Geodis aquires 15% stake in Sernam
Geodis’ Board of Directors met on 18 December under the Chairmanship of Mr. Pierre Blayau.
1. The Board accepted the new project to acquire an equity holding in Sernam as proposed by the Chairman. The principle of this equity holding acquisition had been previously approved by a Board meeting on 15 March 2000 and authorisation was granted by the European Commission on 23 March 2001.
This investment will take place in two phases and according to the procedures laid down in a certification of fairness drawn up by the independent expert Mr. Ledouble, on presentation of Sernam’s certified accounts on 31 August 2001. Consequently the protocol signed between Geodis and the SNCF provides Geodis and its stockholders with all the required financial and legal guarantees.

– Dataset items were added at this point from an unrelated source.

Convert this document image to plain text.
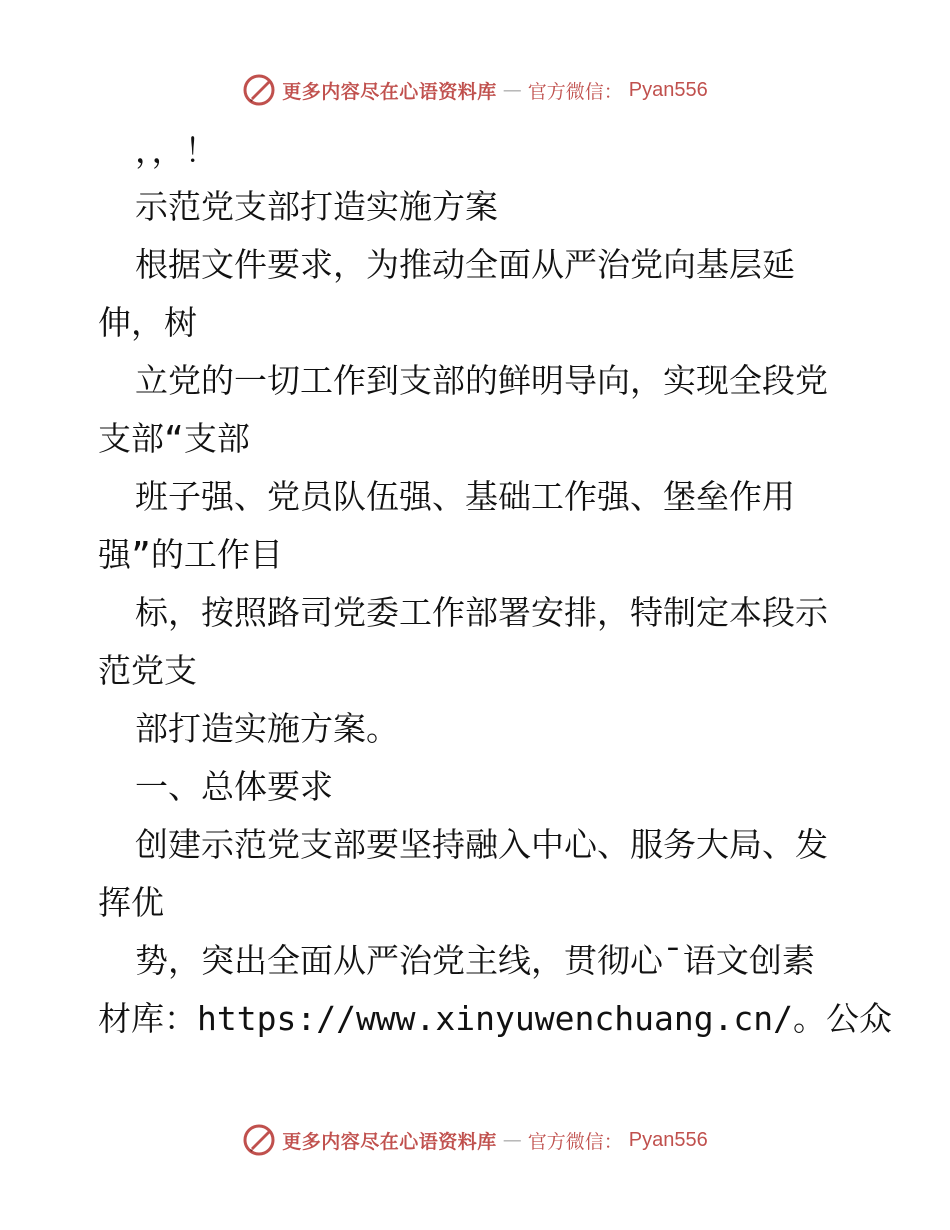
更多内容尽在心语资料库 — 官方微信： Pyan556
，，！
示范党支部打造实施方案
根据文件要求，为推动全面从严治党向基层延
伸，树
立党的一切工作到支部的鲜明导向，实现全段党
支部“支部
班子强、党员队伍强、基础工作强、堡垒作用
强”的工作目
标，按照路司党委工作部署安排，特制定本段示
范党支
部打造实施方案。
一、总体要求
创建示范党支部要坚持融入中心、服务大局、发
挥优
势，突出全面从严治党主线，贯彻心¯语文创素
材库：https://www.xinyuwenchuang.cn/。公众
更多内容尽在心语资料库 — 官方微信： Pyan556
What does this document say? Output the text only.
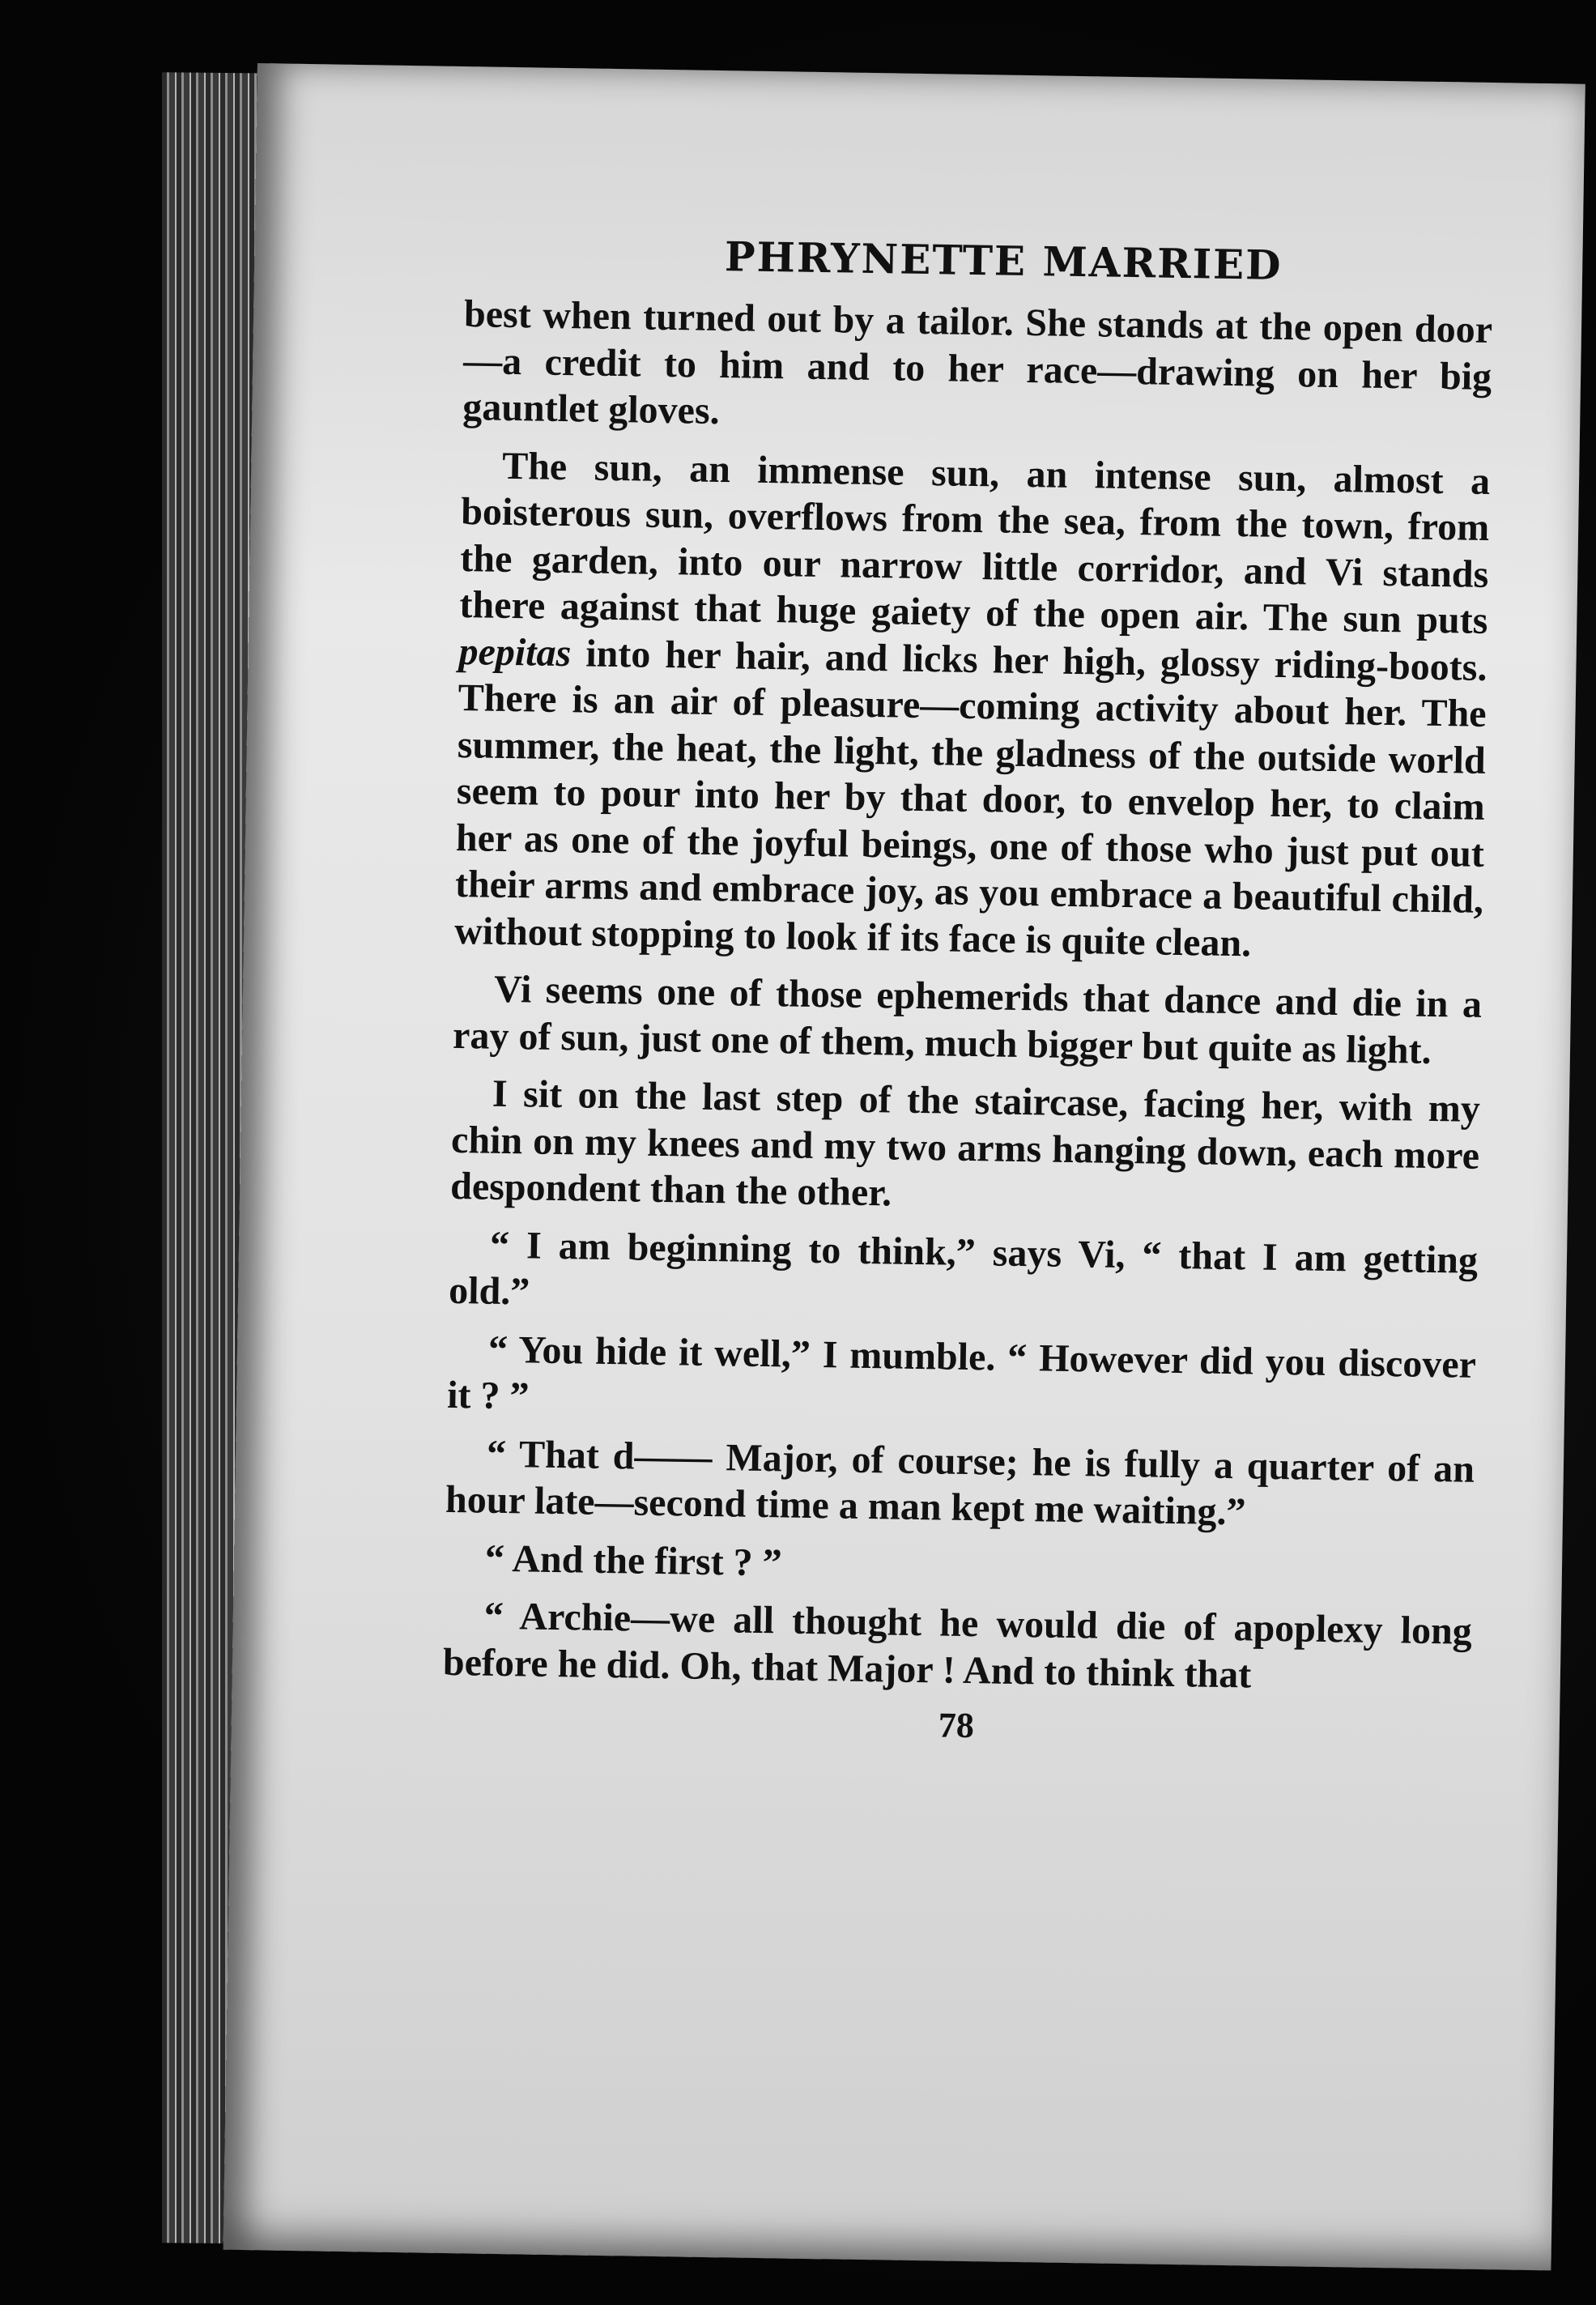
PHRYNETTE MARRIED

best when turned out by a tailor. She stands at the open door—a credit to him and to her race—drawing on her big gauntlet gloves.

The sun, an immense sun, an intense sun, almost a boisterous sun, overflows from the sea, from the town, from the garden, into our narrow little corridor, and Vi stands there against that huge gaiety of the open air. The sun puts pepitas into her hair, and licks her high, glossy riding-boots. There is an air of pleasure—coming activity about her. The summer, the heat, the light, the gladness of the outside world seem to pour into her by that door, to envelop her, to claim her as one of the joyful beings, one of those who just put out their arms and embrace joy, as you embrace a beautiful child, without stopping to look if its face is quite clean.

Vi seems one of those ephemerids that dance and die in a ray of sun, just one of them, much bigger but quite as light.

I sit on the last step of the staircase, facing her, with my chin on my knees and my two arms hanging down, each more despondent than the other.

“ I am beginning to think,” says Vi, “ that I am getting old.”

“ You hide it well,” I mumble. “ However did you discover it ? ”

“ That d—— Major, of course; he is fully a quarter of an hour late—second time a man kept me waiting.”

“ And the first ? ”

“ Archie—we all thought he would die of apoplexy long before he did. Oh, that Major ! And to think that

78
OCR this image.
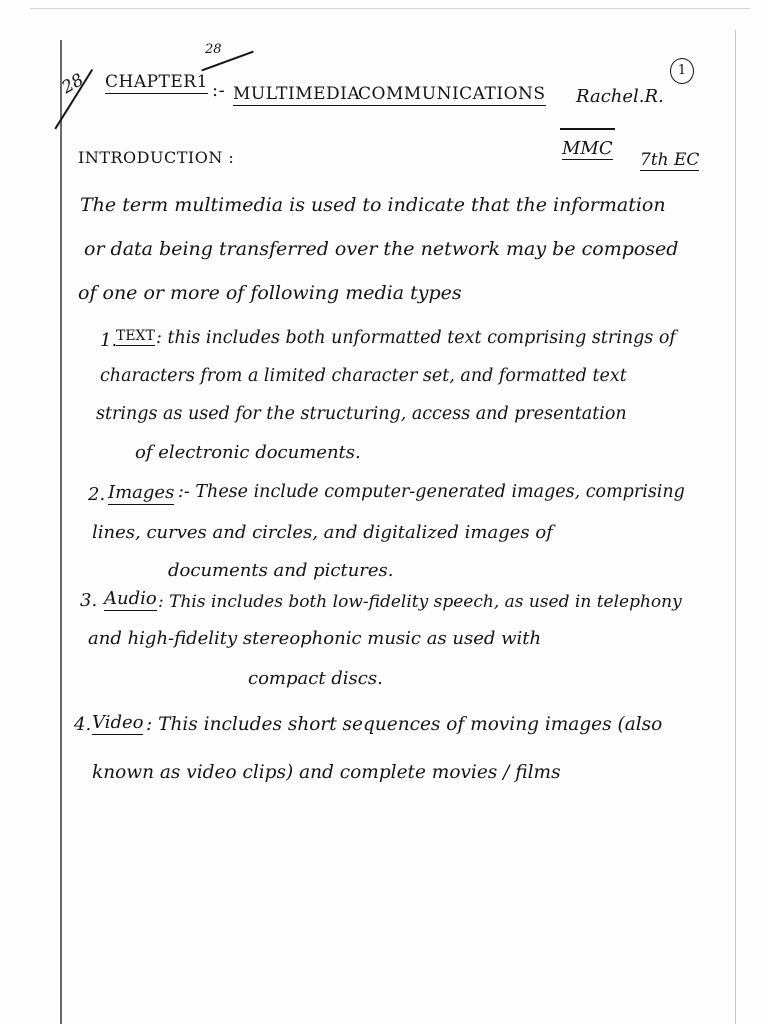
28
28 CHAPTER1 :- MULTIMEDIA
COMMUNICATIONS Rachel.R.
1
MMC
7th EC
INTRODUCTION :
The term multimedia is used to indicate that the information
or data being transferred over the network may be composed
of one or more of following media types
1.
TEXT : this includes both unformatted text comprising strings of
characters from a limited character set, and formatted text
strings as used for the structuring, access and presentation
of electronic documents.
2. Images :- These include computer-generated images, comprising
lines, curves and circles, and digitalized images of
documents and pictures.
3. Audio : This includes both low-fidelity speech, as used in telephony
and high-fidelity stereophonic music as used with
compact discs.
4. Video : This includes short sequences of moving images (also
known as video clips) and complete movies / films
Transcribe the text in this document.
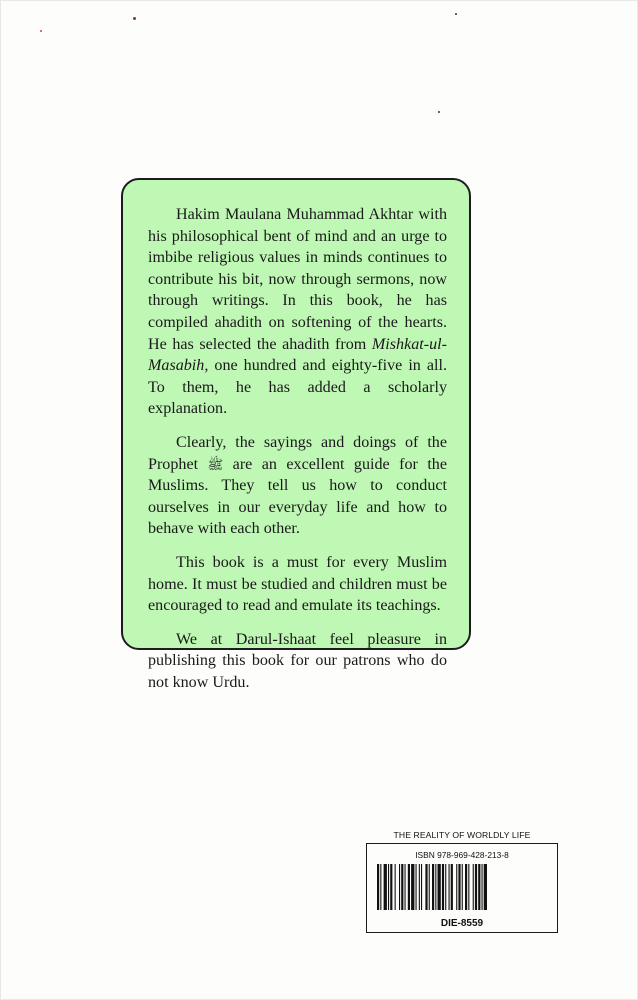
Hakim Maulana Muhammad Akhtar with his philosophical bent of mind and an urge to imbibe religious values in minds continues to contribute his bit, now through sermons, now through writings. In this book, he has compiled ahadith on softening of the hearts. He has selected the ahadith from Mishkat-ul-Masabih, one hundred and eighty-five in all. To them, he has added a scholarly explanation.

Clearly, the sayings and doings of the Prophet ﷺ are an excellent guide for the Muslims. They tell us how to conduct ourselves in our everyday life and how to behave with each other.

This book is a must for every Muslim home. It must be studied and children must be encouraged to read and emulate its teachings.

We at Darul-Ishaat feel pleasure in publishing this book for our patrons who do not know Urdu.

THE REALITY OF WORLDLY LIFE
ISBN 978-969-428-213-8
DIE-8559
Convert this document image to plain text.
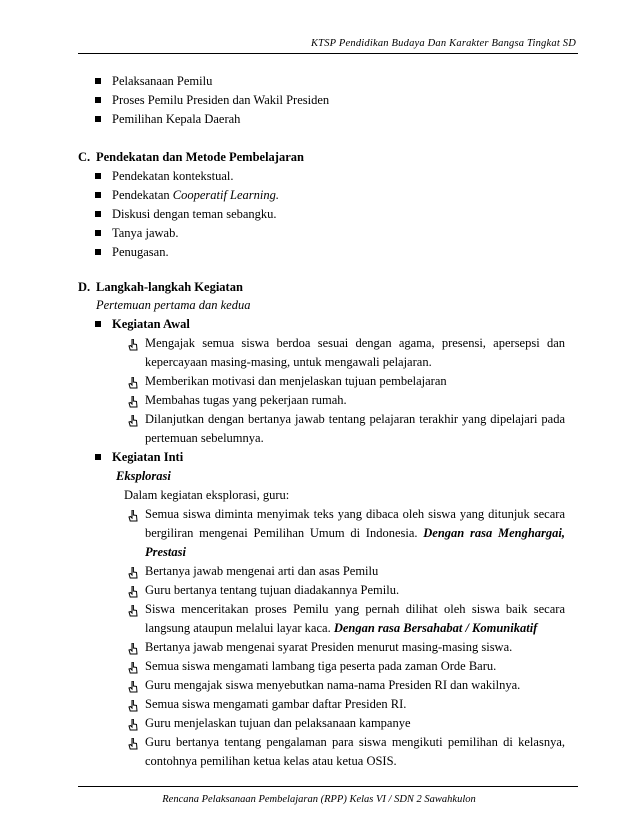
KTSP Pendidikan Budaya Dan Karakter Bangsa Tingkat SD
Pelaksanaan Pemilu
Proses Pemilu Presiden dan Wakil Presiden
Pemilihan Kepala Daerah
C. Pendekatan dan Metode Pembelajaran
Pendekatan kontekstual.
Pendekatan Cooperatif Learning.
Diskusi dengan teman sebangku.
Tanya jawab.
Penugasan.
D. Langkah-langkah Kegiatan
Pertemuan pertama dan kedua
Kegiatan Awal
Mengajak semua siswa berdoa sesuai dengan agama, presensi, apersepsi dan kepercayaan masing-masing, untuk mengawali pelajaran.
Memberikan motivasi dan menjelaskan tujuan pembelajaran
Membahas tugas yang pekerjaan rumah.
Dilanjutkan dengan bertanya jawab tentang pelajaran terakhir yang dipelajari pada pertemuan sebelumnya.
Kegiatan Inti
Eksplorasi
Dalam kegiatan eksplorasi, guru:
Semua siswa diminta menyimak teks yang dibaca oleh siswa yang ditunjuk secara bergiliran mengenai Pemilihan Umum di Indonesia. Dengan rasa Menghargai, Prestasi
Bertanya jawab mengenai arti dan asas Pemilu
Guru bertanya tentang tujuan diadakannya Pemilu.
Siswa menceritakan proses Pemilu yang pernah dilihat oleh siswa baik secara langsung ataupun melalui layar kaca. Dengan rasa Bersahabat / Komunikatif
Bertanya jawab mengenai syarat Presiden menurut masing-masing siswa.
Semua siswa mengamati lambang tiga peserta pada zaman Orde Baru.
Guru mengajak siswa menyebutkan nama-nama Presiden RI dan wakilnya.
Semua siswa mengamati gambar daftar Presiden RI.
Guru menjelaskan tujuan dan pelaksanaan kampanye
Guru bertanya tentang pengalaman para siswa mengikuti pemilihan di kelasnya, contohnya pemilihan ketua kelas atau ketua OSIS.
Rencana Pelaksanaan Pembelajaran (RPP) Kelas VI / SDN 2 Sawahkulon
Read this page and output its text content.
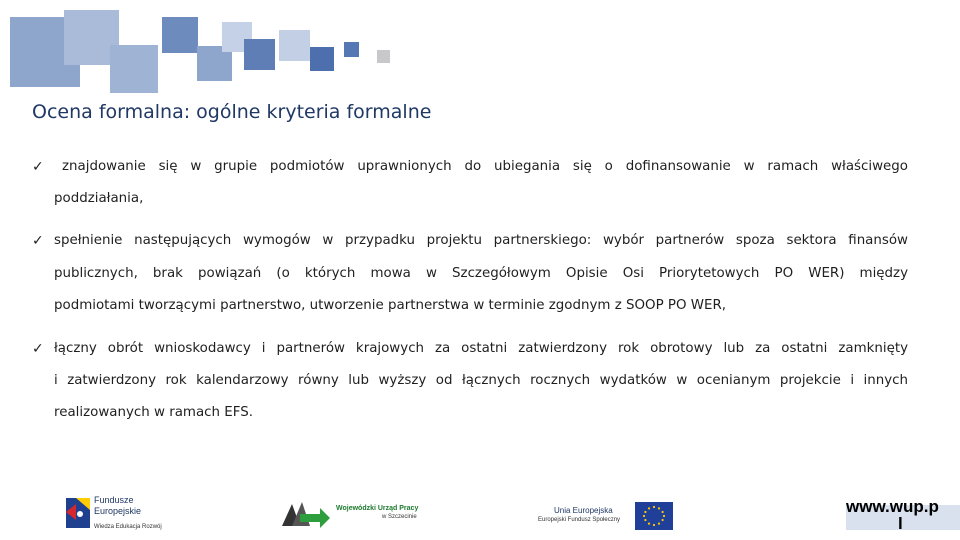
Ocena formalna: ogólne kryteria formalne
✓ znajdowanie się w grupie podmiotów uprawnionych do ubiegania się o dofinansowanie w ramach właściwego
poddziałania,
✓ spełnienie następujących wymogów w przypadku projektu partnerskiego: wybór partnerów spoza sektora finansów
publicznych, brak powiązań (o których mowa w Szczegółowym Opisie Osi Priorytetowych PO WER) między
podmiotami tworzącymi partnerstwo, utworzenie partnerstwa w terminie zgodnym z SOOP PO WER,
✓ łączny obrót wnioskodawcy i partnerów krajowych za ostatni zatwierdzony rok obrotowy lub za ostatni zamknięty
i zatwierdzony rok kalendarzowy równy lub wyższy od łącznych rocznych wydatków w ocenianym projekcie i innych
realizowanych w ramach EFS.
Fundusze
Europejskie
Wiedza Edukacja Rozwój
Wojewódzki Urząd Pracy
w Szczecinie
Unia Europejska
Europejski Fundusz Społeczny
www.wup.p
l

Geodis will initially take a 15% equity holding in Sernam for €1.
In the second phase, according to the agreement protocol, Geodis will take a 51% equity holding in Sernam during 2006, subject to the fulfilment of a number of financial and legal terms, a principal condition being a successful recovery operation at Sernam with the generation of positive operating income and balanced net income.
In this light, such a partnership will be a significant asset for Geodis in terms of the development of its groupage business.
In the meantime, Sernam will continue to be managed independently, with occasional strictly technical co-operation agreements being drawn up with Calberson.
2. The Chairman reported on the state of business to the Board.
Geodis Group notes a satisfactory level of business for the end of the year meaning that it should expect to achieve its gross operating income and operating income objectives.
Exceptional losses should be higher than the level forecast on the presentation of the first half-year accounts, due to the approval in principle by the Board of various clean-up and restructuring measures proposed by the Chairman in a bid to clear the way for the Group in 2002 and 2003.